The fallout from that, Laszewski said, would be even greater in HealthCare.gov states that have not expanded Medicaid eligibility to include most poor adults, meaning that hundreds of thousands of adults in big states like Texas and Florida would be left without affordable health insurance options that are available in states that expanded Medicaid and have their own exchanges.

"It does not understate it to say it would be an extraordinary mess, which would create one hell of a problem," he said. "Then the debate would move on to, 'Who broke it?' Because it would be broken, in spades."

Len Nichols, a professor of health policy at George Mason University, also questioned the political wisdom of attacking subsidies that go to the one group of adults "paying retail" for insurance. Nichols noted that poor adults in a little more than half the states can get Medicaid, at no cost to them, while employer-sponsored insurance is subsidized by a tax exemption for such benefits.

"Why would you want to turn 30 million people into opponents of your political positions?" Nichols asked, referring to the people now eligible for Obamacare subsidies.
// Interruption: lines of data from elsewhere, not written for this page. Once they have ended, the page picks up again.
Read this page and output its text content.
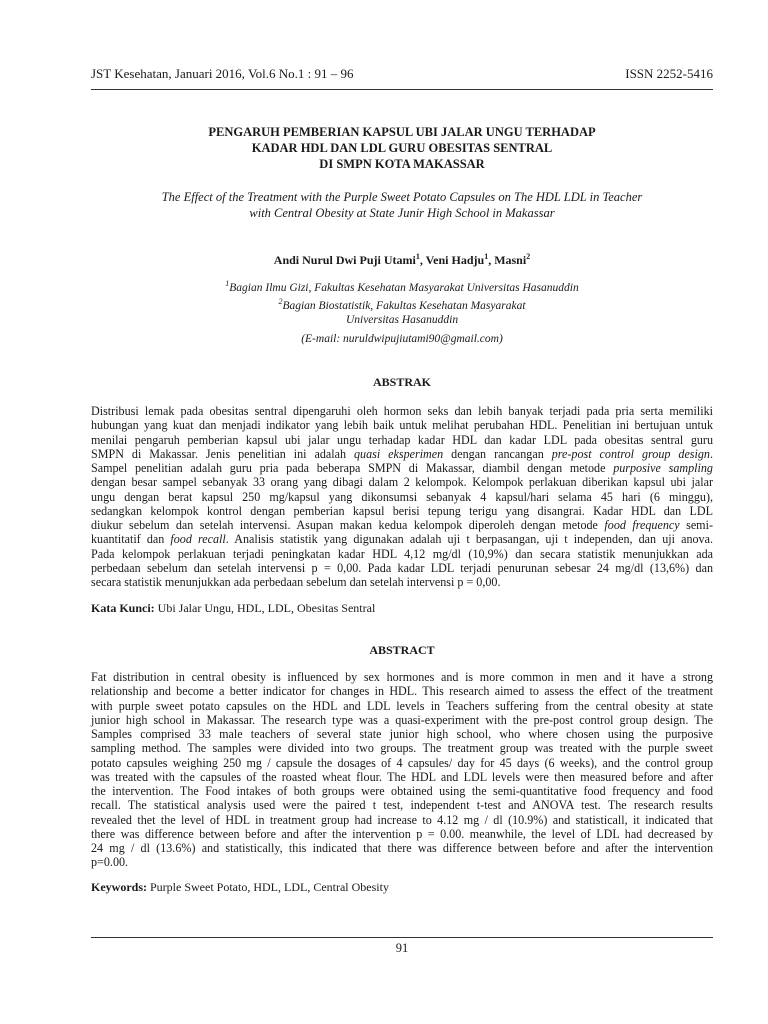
JST Kesehatan, Januari 2016, Vol.6 No.1 : 91 – 96	ISSN 2252-5416
PENGARUH PEMBERIAN KAPSUL UBI JALAR UNGU TERHADAP
KADAR HDL DAN LDL GURU OBESITAS SENTRAL
DI SMPN KOTA MAKASSAR
The Effect of the Treatment with the Purple Sweet Potato Capsules on The HDL LDL in Teacher
with Central Obesity at State Junir High School in Makassar
Andi Nurul Dwi Puji Utami$^1$, Veni Hadju$^1$, Masni$^2$
$^1$Bagian Ilmu Gizi, Fakultas Kesehatan Masyarakat Universitas Hasanuddin
$^2$Bagian Biostatistik, Fakultas Kesehatan Masyarakat
Universitas Hasanuddin
(E-mail: nuruldwipujiutami90@gmail.com)
ABSTRAK
Distribusi lemak pada obesitas sentral dipengaruhi oleh hormon seks dan lebih banyak terjadi pada pria serta memiliki
hubungan yang kuat dan menjadi indikator yang lebih baik untuk melihat perubahan HDL. Penelitian ini bertujuan untuk
menilai pengaruh pemberian kapsul ubi jalar ungu terhadap kadar HDL dan kadar LDL pada obesitas sentral guru
SMPN di Makassar. Jenis penelitian ini adalah quasi eksperimen dengan rancangan pre-post control group design.
Sampel penelitian adalah guru pria pada beberapa SMPN di Makassar, diambil dengan metode purposive sampling
dengan besar sampel sebanyak 33 orang yang dibagi dalam 2 kelompok. Kelompok perlakuan diberikan kapsul ubi jalar
ungu dengan berat kapsul 250 mg/kapsul yang dikonsumsi sebanyak 4 kapsul/hari selama 45 hari (6 minggu),
sedangkan kelompok kontrol dengan pemberian kapsul berisi tepung terigu yang disangrai. Kadar HDL dan LDL
diukur sebelum dan setelah intervensi. Asupan makan kedua kelompok diperoleh dengan metode food frequency semi-
kuantitatif dan food recall. Analisis statistik yang digunakan adalah uji t berpasangan, uji t independen, dan uji anova.
Pada kelompok perlakuan terjadi peningkatan kadar HDL 4,12 mg/dl (10,9%) dan secara statistik menunjukkan ada
perbedaan sebelum dan setelah intervensi p = 0,00. Pada kadar LDL terjadi penurunan sebesar 24 mg/dl (13,6%) dan
secara statistik menunjukkan ada perbedaan sebelum dan setelah intervensi p = 0,00.
Kata Kunci: Ubi Jalar Ungu, HDL, LDL, Obesitas Sentral
ABSTRACT
Fat distribution in central obesity is influenced by sex hormones and is more common in men and it have a strong
relationship and become a better indicator for changes in HDL. This research aimed to assess the effect of the treatment
with purple sweet potato capsules on the HDL and LDL levels in Teachers suffering from the central obesity at state
junior high school in Makassar. The research type was a quasi-experiment with the pre-post control group design. The
Samples comprised 33 male teachers of several state junior high school, who where chosen using the purposive
sampling method. The samples were divided into two groups. The treatment group was treated with the purple sweet
potato capsules weighing 250 mg / capsule the dosages of 4 capsules/ day for 45 days (6 weeks), and the control group
was treated with the capsules of the roasted wheat flour. The HDL and LDL levels were then measured before and after
the intervention. The Food intakes of both groups were obtained using the semi-quantitative food frequency and food
recall. The statistical analysis used were the paired t test, independent t-test and ANOVA test. The research results
revealed thet the level of HDL in treatment group had increase to 4.12 mg / dl (10.9%) and statisticall, it indicated that
there was difference between before and after the intervention p = 0.00. meanwhile, the level of LDL had decreased by
24 mg / dl (13.6%) and statistically, this indicated that there was difference between before and after the intervention
p=0.00.
Keywords: Purple Sweet Potato, HDL, LDL, Central Obesity
91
But Tom Miller, a fellow at the American Enterprise Institute, scoffed at suggestions that a court-ordered end to the subsidies would be the end of the world.

"You can almost smell the napalm in the morning," Miller said sarcastically. "I would say, in fact, it's 'Apocalypse Not.'"

Miller said a ruling against the subsidies would prod Republicans and Democrats to negotiate a solution to the "good bit of disruption" that would be seen in the individual insurance market in HealthCare.gov states.

"What we'd likely see is efforts to liberalize and expand an alternative subsidy delivery system," Miller said. He also said that in the wake of a Supreme Court decision overturning the HealthCare.gov subsidies, the federal government could loosen standards on what would qualify as a state-run exchange, where the subsidies could be disbursed.